Drivers who see an injured or scared animal on the side of the road may feel sorry for it and be inclined to stop and render aid.
But that’s a bad idea, the Minnesota State Patrol said. On Thursday, the patrol released a video on social media showing just how hazardous that can be.
On top of that, it’s against the law.
“You can be cited for that,” said Scott Wasserman, a spokesman for the Department of Public Safety.
Motorists can also be ticketed for stopping or parking on a freeway shoulder or exit ramp when it’s not an emergency, said Lt. Gordon Shank.
So the driver who decided to cross to rescue an injured or frightened goose near the center concrete median on Interstate 394 broke the law twice. In this case, he was not cited for either offense, but endangered several passersby in the process.
“This was hard to watch,” Shank said in an interview. “We don’t know what his action plan was. It caused a lot of chaos for nothing.”
The Minnesota Department of Transportation video from Aug. 2 shows the man attempting to stop traffic on eastbound I-394 at Carlson Parkway in Minnetonka. As he makes his way across, drivers slam on their brakes and nearly hit the man and each other.
“Animals are cute and we understand the desire to want to help them off the highway or interstate,” the patrol said in its Facebook post. “But this video is a perfect example of why doing that is a bad idea.”

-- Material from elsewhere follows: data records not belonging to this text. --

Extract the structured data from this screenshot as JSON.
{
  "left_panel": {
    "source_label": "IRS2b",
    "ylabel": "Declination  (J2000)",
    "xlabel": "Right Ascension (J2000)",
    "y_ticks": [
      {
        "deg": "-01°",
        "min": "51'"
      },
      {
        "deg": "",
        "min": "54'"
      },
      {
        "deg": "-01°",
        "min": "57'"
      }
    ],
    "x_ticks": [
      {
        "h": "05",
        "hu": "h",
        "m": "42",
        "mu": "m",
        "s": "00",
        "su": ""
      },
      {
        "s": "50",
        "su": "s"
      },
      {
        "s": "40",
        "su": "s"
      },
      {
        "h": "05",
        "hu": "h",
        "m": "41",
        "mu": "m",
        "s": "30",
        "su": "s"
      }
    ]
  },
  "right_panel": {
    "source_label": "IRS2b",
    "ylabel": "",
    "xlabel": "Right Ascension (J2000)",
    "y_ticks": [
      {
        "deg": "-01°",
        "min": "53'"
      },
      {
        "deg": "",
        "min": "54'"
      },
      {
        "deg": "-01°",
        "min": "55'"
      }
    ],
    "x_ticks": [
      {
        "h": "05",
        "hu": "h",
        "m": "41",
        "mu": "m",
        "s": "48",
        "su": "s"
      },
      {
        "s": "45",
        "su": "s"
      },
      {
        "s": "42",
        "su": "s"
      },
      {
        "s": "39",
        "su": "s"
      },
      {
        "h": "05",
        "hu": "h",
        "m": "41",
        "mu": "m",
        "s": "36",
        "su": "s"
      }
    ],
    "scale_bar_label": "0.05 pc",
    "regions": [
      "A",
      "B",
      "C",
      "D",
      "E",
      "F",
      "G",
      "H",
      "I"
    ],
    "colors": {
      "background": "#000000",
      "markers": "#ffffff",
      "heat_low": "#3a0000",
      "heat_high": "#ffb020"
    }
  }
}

Harland Hiemstra, a spokesman for the Minnesota Department of Natural Resources, agreed and urged motorists to use common sense and not put themselves or others in danger.
“Wow, that was definitely not a smart move on that person’s part,” Hiemstra wrote in an e-mail after watching the video. “While his intentions may have been noble, his actions put many people (and the goose!) at risk.”
Diana Regenscheid, a DNR wildlife manager in Shakopee, said motorists should not approach animals on the side of the road. Animals are wild will try to get away if you approach, she said.
“There is a real possibility you could chase the animal into traffic.” she said. If that happens, “motorists may try to stop or swerve,” causing even more havoc.
Injured wildlife have a fight or flight instinct and pose a threat to an untrained rescuer. The animal may lash out and bite, peck or scratch, and that can also lead to injuries.
“It’s nice to be empathic to wildlife, but the best thing to do is call law enforcement,” Regenscheid said.
In this case, all ended well with no reports of any injuries to the man or the goose, Wasserman said.